A non-resident may have the right visas and permissions to work, but another administrative necessity is to have a tax file number (TFN). This is an important requirement for everything to do with Australian tax, but is also necessary for another significant reason; if you don’t have a TFN, tax will be deducted from your wages at the top tax rate.
And yet an individual may be a resident of Australia and of another country simultaneously, as Australia’s “tax residency” tests are not affected by a taxpayer’s residency status in another country. Australia has “double taxation agreements” with several countries, so that certain categories of workers pay tax on their own country’s terms, such as self-employed professionals, teachers and those working for foreign companies that have a physical workplace in Australia.

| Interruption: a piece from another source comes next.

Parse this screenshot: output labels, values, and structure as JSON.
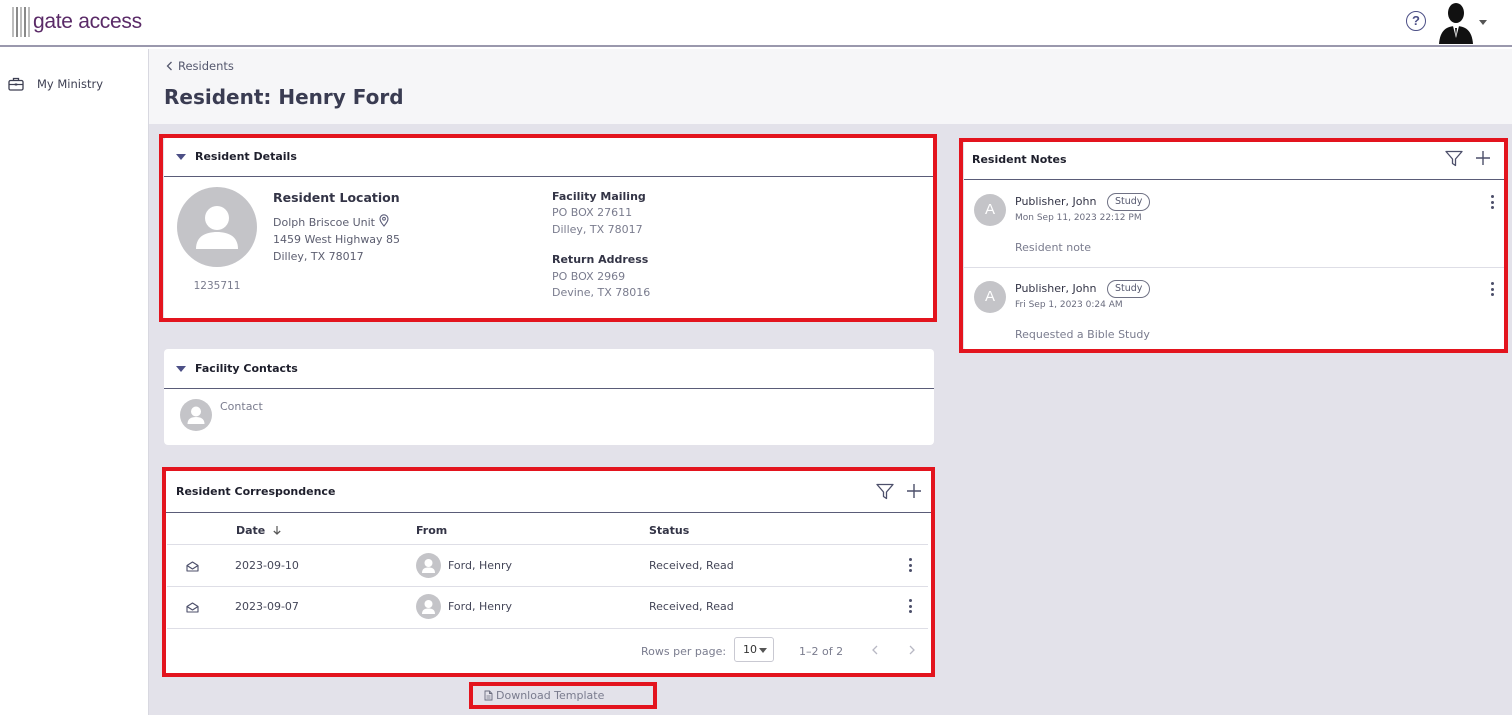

Most double taxation agreements have residency “tie- breaker” rules, where a dual resident will be deemed to be solely a taxpaying resident of only one of the countries. Residency determinations should always include a check of whether a double taxation agreement with the other involved country is in place or not. Check with this office if you suspect this may be the case.
If a non-resident gets rental income from an Australian property, they will need to include this in their income tax return. But if the only income with an Australian source is in the form of interest from bank accounts, unfranked dividends or royalties, there will be no need to lodge an income tax return if withholding tax has been paid.
The tax law exempts anyone qualifying as a “temporary resident” from Australian income tax on all ordinary and statutory income from a foreign source. The exemption does not apply to foreign employment income earned during a period of temporary residency here. Temporary residents are also treated as non- residents for capital gains tax purposes, with some slight exceptions (ask this office for more details if applicable to your situation). Further, they may also be exempt from the withholding tax provisions in respect of investment income.
|Resident for tax purposes||Non-resident for tax purposes|
|Reduced tax rates at lower income levels||Pays tax on every dollar (no tax-free threshold)|
|Taxed on global income||Only taxed on Australian sourced income|
|Pays Medicare levy (can claim on medical expenses)||No Medicare liability (can’t make claims)|
|Interest income assessed at taxpayer’s marginal tax rate||Interest taxed at flat 10%, or 45% if no overseas address (or TFN) provided|
|Liable for capital gains tax (CGT) on worldwide assets||CGT only on “taxable Australian property” (most commonly real property)|
|Tax offsets available and allowances such as LAFHA||No offsets, typically no LAFHA (limited exceptions for temporary residents)|
A person is considered a temporary resident if they:
- hold a temporary visa under the Migration Act 1958 (where they are permitted to remain in the country for a specified time or until a specified event occurs)
- are not an Australian resident within the meaning of the social security provisions
- do not have a spouse who is an Australian resident.
There are no special income tax rates for temporary residents. A person who meets the requirements to be a temporary resident will be classified as such notwithstanding that they would have been classified as a resident under normal rules.
In cases where an Australian goes overseas for employment, even for some years, the maintenance or relinquishing of resident status very much depends on individual circumstances. In the case where an Australian takes up a post overseas but retains a domicile in Australia, the Tax Office is likely to consider that the taxpayer retains residency.
Should however the taxpayer rent out their home here, due to an extended time of overseas employment, the likely outcome could be that the Tax Office may consider them as a foreign resident for tax purposes. The outcomes are very much determined on a case- by-case basis.